Q: I’m having trouble booting from my S25FL256S device with my i.MX28 board. The error code that keeps recurring is 0x80501003, indicating that the file signature or file version is incorrect. Here’s my setup information:

 

  • SPI NOR Flash: S25FL256S_64K
  • Linux BSP: 2.6.35.3-1.1.0
  • U-Boot version: u-boot-2009.08
  • Processor: i.MX281

V2N1 TopTips_fig1

Figure 1: i.MX28 PCB circuit with modifications

 

Here are some additional details and steps I’ve taken:

 

  • I added ss1, ss2 pins to spi pin desc struct (c file)
  • After that, sf probe detected the Spansion flash device.

    • sf probe 2:0
    • sf set_config_reg 0x04
    • sf erase 0x0 0x300000
    • sf write 0x42000000 0x0 0x300000
  • The Linux boot stream image is written to flash, then I set the boot mode to 0010, but I’m getting the0x80501003 ROM error code.
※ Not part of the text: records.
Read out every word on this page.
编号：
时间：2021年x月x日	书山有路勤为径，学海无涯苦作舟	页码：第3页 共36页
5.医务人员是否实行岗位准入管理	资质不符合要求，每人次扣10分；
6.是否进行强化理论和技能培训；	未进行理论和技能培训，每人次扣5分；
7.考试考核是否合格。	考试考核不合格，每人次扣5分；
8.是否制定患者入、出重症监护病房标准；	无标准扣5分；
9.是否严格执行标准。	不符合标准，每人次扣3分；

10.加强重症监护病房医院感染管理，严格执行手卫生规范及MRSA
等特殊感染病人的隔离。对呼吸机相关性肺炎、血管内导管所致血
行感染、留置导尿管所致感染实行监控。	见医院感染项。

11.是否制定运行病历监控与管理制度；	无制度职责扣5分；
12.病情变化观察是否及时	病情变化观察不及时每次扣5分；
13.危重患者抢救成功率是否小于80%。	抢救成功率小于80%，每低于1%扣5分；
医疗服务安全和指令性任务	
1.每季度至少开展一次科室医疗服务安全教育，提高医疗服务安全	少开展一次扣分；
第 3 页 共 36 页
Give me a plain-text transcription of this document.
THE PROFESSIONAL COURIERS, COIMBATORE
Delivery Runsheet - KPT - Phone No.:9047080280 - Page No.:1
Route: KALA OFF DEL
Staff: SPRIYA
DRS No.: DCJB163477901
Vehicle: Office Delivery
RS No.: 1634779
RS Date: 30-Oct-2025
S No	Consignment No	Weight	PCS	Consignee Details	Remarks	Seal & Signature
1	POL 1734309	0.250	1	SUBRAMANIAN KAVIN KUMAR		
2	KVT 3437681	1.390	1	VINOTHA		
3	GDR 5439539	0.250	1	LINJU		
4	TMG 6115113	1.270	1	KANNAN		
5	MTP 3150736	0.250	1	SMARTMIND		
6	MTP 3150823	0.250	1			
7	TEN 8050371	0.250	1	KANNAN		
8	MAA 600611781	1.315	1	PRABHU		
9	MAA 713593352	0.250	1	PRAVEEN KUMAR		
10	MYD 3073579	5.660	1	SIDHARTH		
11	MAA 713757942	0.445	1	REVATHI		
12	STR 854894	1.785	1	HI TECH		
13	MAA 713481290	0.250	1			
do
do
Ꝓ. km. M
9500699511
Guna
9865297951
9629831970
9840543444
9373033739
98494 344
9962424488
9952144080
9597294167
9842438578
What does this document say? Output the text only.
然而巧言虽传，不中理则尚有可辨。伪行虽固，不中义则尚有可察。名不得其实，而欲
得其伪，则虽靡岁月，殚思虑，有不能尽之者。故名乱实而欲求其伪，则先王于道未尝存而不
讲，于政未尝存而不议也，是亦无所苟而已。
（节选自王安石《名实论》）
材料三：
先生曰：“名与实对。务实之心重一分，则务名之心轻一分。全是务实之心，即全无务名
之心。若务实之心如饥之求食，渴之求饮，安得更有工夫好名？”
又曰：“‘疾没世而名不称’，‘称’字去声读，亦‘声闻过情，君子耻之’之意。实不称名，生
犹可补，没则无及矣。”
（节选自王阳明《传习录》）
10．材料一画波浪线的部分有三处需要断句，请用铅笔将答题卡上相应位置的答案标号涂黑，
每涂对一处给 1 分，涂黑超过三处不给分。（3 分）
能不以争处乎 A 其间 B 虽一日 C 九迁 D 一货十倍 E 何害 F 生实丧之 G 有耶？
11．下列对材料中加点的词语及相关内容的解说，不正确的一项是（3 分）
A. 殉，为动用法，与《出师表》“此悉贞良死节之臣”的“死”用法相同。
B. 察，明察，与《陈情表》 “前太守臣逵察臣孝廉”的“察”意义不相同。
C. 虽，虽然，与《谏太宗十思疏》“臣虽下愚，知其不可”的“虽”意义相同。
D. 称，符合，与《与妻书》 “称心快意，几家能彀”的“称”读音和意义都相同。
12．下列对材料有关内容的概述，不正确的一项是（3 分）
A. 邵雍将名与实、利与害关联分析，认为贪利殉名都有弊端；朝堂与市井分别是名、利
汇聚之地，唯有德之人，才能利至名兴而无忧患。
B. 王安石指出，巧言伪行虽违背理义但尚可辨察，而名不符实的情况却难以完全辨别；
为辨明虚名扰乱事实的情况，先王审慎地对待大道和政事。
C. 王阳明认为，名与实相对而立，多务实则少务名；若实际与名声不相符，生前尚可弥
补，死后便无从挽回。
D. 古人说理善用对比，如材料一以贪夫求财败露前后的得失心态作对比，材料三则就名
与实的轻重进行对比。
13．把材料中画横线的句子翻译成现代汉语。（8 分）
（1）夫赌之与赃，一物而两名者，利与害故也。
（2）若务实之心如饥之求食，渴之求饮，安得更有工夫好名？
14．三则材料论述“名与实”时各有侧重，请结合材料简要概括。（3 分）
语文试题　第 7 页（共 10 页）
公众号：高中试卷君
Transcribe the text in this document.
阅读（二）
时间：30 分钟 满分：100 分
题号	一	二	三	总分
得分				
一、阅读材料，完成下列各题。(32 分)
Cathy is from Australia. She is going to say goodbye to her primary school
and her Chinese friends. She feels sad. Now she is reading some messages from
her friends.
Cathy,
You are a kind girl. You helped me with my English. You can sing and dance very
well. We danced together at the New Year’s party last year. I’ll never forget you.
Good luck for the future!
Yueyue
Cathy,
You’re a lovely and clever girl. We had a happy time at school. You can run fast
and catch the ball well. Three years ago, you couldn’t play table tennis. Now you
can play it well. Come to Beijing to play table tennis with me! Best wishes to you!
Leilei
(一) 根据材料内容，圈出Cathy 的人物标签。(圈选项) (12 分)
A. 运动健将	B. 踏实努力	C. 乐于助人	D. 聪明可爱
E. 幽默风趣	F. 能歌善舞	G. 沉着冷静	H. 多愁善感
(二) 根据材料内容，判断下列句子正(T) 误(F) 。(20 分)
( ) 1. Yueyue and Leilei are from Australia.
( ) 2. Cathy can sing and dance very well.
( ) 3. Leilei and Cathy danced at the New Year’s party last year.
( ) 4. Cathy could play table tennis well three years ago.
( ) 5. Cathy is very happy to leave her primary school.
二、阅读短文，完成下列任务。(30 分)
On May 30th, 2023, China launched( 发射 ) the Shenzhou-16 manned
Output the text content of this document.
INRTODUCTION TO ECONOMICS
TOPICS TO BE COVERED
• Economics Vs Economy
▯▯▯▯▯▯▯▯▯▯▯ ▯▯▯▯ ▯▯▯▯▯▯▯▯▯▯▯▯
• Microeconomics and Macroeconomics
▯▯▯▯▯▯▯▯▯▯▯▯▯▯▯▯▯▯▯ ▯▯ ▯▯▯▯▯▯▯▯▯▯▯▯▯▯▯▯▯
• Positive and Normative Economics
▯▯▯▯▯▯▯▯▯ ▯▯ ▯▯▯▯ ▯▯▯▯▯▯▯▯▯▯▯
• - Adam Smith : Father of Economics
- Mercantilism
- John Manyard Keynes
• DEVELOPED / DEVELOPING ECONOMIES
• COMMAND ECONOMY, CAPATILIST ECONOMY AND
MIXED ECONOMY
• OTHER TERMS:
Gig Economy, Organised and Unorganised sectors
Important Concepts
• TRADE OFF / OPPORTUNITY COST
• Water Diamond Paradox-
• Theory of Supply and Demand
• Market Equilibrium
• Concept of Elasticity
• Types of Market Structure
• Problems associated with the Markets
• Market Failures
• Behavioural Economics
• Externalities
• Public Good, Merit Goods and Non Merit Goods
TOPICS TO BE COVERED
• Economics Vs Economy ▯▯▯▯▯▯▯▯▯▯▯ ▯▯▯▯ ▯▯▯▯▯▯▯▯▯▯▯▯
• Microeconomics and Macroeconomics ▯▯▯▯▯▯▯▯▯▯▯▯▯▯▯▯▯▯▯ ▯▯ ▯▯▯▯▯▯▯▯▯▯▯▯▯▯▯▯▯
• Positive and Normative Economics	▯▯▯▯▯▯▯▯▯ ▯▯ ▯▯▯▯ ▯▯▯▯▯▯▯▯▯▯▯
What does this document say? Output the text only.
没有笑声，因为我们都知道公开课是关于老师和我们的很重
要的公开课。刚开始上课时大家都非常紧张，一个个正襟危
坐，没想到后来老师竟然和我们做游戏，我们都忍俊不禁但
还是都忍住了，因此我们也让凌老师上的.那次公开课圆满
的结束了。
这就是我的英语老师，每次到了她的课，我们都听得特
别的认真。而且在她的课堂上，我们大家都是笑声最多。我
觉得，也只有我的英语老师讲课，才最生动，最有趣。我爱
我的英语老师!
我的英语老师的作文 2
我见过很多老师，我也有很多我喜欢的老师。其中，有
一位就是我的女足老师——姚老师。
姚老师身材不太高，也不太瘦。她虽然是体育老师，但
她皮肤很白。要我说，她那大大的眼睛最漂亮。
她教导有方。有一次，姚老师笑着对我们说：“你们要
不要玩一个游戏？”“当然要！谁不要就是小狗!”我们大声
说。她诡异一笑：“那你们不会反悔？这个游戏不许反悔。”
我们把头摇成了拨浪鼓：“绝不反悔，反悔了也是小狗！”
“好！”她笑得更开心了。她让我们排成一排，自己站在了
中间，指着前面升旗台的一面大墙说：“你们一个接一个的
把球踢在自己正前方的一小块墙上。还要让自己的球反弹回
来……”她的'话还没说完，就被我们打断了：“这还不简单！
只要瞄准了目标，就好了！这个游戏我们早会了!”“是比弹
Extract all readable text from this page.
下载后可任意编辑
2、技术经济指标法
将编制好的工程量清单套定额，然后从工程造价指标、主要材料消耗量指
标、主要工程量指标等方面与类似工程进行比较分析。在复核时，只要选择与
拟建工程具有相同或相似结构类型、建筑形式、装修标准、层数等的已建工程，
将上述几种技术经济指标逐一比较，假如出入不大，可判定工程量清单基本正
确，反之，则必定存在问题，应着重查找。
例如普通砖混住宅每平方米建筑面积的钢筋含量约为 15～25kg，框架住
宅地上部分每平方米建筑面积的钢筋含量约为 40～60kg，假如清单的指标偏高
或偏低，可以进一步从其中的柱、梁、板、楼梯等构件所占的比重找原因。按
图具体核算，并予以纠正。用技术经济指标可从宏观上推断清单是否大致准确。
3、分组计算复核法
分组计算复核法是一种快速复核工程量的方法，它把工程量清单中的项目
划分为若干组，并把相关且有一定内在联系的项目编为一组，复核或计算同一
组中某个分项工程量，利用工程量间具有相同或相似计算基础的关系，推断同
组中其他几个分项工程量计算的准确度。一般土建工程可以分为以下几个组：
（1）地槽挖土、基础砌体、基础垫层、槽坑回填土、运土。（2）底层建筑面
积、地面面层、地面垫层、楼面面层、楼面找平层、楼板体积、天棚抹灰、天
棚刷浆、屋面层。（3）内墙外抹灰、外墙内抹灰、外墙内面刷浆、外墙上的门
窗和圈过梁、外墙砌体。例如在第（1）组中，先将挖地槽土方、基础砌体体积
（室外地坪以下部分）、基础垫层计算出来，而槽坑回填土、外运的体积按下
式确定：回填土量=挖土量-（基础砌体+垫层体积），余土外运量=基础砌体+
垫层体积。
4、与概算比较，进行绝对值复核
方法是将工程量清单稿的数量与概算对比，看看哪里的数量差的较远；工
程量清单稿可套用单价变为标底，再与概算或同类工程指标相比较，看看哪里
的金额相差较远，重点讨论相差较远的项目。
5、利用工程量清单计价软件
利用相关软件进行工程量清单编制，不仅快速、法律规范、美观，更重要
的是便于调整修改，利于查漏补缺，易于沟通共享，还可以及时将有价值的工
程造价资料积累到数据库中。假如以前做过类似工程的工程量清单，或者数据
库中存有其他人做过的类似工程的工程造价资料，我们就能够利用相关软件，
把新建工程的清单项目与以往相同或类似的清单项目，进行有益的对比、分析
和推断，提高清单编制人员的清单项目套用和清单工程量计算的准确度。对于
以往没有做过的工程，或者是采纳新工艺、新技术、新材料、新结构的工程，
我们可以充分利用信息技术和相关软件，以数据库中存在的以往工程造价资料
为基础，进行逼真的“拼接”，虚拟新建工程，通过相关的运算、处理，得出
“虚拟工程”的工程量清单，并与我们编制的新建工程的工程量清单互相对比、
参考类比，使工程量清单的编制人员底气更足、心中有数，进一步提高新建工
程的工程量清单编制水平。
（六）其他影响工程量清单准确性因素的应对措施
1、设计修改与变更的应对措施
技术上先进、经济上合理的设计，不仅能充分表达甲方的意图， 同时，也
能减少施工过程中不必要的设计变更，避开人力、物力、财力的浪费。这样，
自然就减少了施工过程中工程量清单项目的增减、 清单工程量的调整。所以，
A. Thanks for your question. We’ve seen a number of similar queries so this deserves some discussion. Error code 0x80501003 does indeed tell you that the file signature or file version is incorrect. Below, I’ve outlined a series of steps that you can take to help resolve your problem.

 

1. You’ll want to install the U-Boot and kernel patches, for starters, and you can find them on the Spansion website here. There’s also a useful post called “How To Enable SPI NOR boot for i.MX28” on the Freescale forum.

 

2. Download and review “i.MX28 Building Blocks,” which describes how to fully boot from Spansion's SPI flash. This slide deck shows the necessary hardware modifications that need to be completed on the i.MX28 EVK board before you attempt to boot using the FL129P in quad I/O mode.

 

3. You’re likely already familiar with the board details, programming, boot modes, etc., but it’s worthwhile downloading and reviewing the i.MX28 Applications Processor Reference Manual,l, especially if you run into other issues after following these steps.

 

4. From the details you provided, I see that you're relocating the parameter blocks (4 kB) at the top of the array (high addresses), which is actually good for boot images. In order to make this work successfully, as a reminder to those referencing this, you need to set the configuration register to 0x4 using the command sf set_config_reg 0x04, as you’ve mentioned you’ve done.

 

5. I suspect that one reason your system may not be able to boot is due to a wrong image format programmed to the SPI flash (SPI config block, U-Boot…). Here is an example of how your flash content should look at offset 0:

 

V2N1 TopTips_fig2

Figure 2: Flash content at offset 0

 

Comparing your setup to our system, also using i.MX28 EVK,

 

  • At offset 0, we have the SPI config block,

    1. Note: I definitely recommend having the SPI config block at the very beginning of your flash. That’s the first area that's read by the ROM code in order to initialize your SPI, and it’s needed for code shadowing: SPI –> RAM. If this block is missing, this might explain your issue.
  • At offset 0x1000, you should be able to find your U-Boot.
  • At offset 0x50000, you should find your Linux kernel.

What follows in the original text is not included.